Il Caseggiato del mitreo di Lucrezio Menandro (I iii 5): a case study of wall painting in Ostia
After large-scale excavations at Ostia in the first half of the 20th century (more specifically between 1938 and 1942) archaeologists who studied the paintings that were found, mainly focused on studying their stylistic features without considering the architectural context. Since the second half of the last century this research method has changed slightly and archaeologists started to take into account the architectural context of painted decorations. However, stylistic features still predominate in their proposed systems of wall painting in Ostia. Contrary to this method, the author of this article deals with the wall paintings in the Caseggiato del mitreo di Lucrezio Menandro (I iii 5) in Ostia and in particular with their architectural context. It appears that these wall paintings can be dated more accurately from their architectural context and that, in addition, social functions can be attributed to them.
Roman rural settlement in the Marche-region (Italy)

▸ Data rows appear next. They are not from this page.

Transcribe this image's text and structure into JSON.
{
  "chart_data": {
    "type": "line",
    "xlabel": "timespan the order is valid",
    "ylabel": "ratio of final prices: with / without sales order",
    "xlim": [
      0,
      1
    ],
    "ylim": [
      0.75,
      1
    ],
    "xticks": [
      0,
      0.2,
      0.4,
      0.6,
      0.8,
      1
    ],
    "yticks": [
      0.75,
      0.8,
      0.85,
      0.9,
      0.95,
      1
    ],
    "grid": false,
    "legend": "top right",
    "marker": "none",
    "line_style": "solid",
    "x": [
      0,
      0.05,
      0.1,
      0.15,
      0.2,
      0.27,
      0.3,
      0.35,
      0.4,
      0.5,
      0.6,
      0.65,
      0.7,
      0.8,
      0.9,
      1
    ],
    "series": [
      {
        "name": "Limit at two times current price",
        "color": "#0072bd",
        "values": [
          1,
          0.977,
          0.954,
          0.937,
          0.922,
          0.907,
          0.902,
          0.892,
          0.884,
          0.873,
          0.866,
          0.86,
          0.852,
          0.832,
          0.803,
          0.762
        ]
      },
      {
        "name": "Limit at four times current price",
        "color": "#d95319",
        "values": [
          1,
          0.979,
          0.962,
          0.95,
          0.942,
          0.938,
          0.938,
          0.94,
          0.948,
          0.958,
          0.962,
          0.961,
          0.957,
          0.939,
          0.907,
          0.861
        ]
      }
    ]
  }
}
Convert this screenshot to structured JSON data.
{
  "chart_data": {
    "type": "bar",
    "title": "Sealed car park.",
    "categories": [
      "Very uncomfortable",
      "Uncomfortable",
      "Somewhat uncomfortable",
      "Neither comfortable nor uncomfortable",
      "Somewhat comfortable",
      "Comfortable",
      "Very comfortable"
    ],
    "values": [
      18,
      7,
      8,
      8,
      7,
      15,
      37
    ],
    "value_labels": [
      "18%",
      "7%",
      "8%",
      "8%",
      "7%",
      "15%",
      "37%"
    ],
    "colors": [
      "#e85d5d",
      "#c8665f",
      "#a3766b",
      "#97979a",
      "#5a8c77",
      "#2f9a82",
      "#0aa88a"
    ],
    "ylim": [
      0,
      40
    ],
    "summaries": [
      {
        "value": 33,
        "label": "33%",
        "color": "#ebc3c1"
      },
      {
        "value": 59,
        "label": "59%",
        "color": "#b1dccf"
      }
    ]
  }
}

During the past few years, systematic field survey has revealed an important regional variation within Roman Italy. The settlement pattern that emerges in the Marche-region along the Central- Adriatic coast has many points of similarity with other regions of Italy, yet the precise details are unique. For example, the region was clearly wealthier than Molise, where there was a striking decline in the number of sites inhabited between the late Republic and the second century AD. On the other hand, comparisons with Latium or South Etruria may be inappropriate, given the superior markets available to those areas. Rural settlement in the Marche reaches a peak in the first century BC, when land allotments were made to army veterans, and in the first century AD. From the second century on, there is a gradual reduction in the number of sites in occupation, and absorption of smallholdings by the larger estates, although the small farms continued to surpass the number of large villas in late Roman times. Some late Roman villas were excavated in the northern area near Emilia-Romagna, influenced by the city of Ravenna, capital of the Western Roman Empire since the early fifth century.
Social change and cultural interaction in the Middle Helladic Argolid: A new project based at the GIA
This paper presents the aims and methods of a new 5-year project, financed by the NWO and the University of Groningen, and based at the Groningen Institute of Archaeology. The aim of the project is to interpret the important social, political and cultural changes that took place in the southern Greek mainland during the Middle Helladic period and the transition to the Late Helladic, or Mycenaean period (approx. 2000 – 1500 BC). The task is undertaken by means of an integrated analysis of settlement, funerary, skeletal and iconographic data from the Argolid, northeastern Peloponnese. The central question of the project, the redefinition of personal, ethnic and cultural identities within wider processes of socio-political change, has a wider relevance beyond the Aegean and occupies a central position in current theoretical debates in archaeology.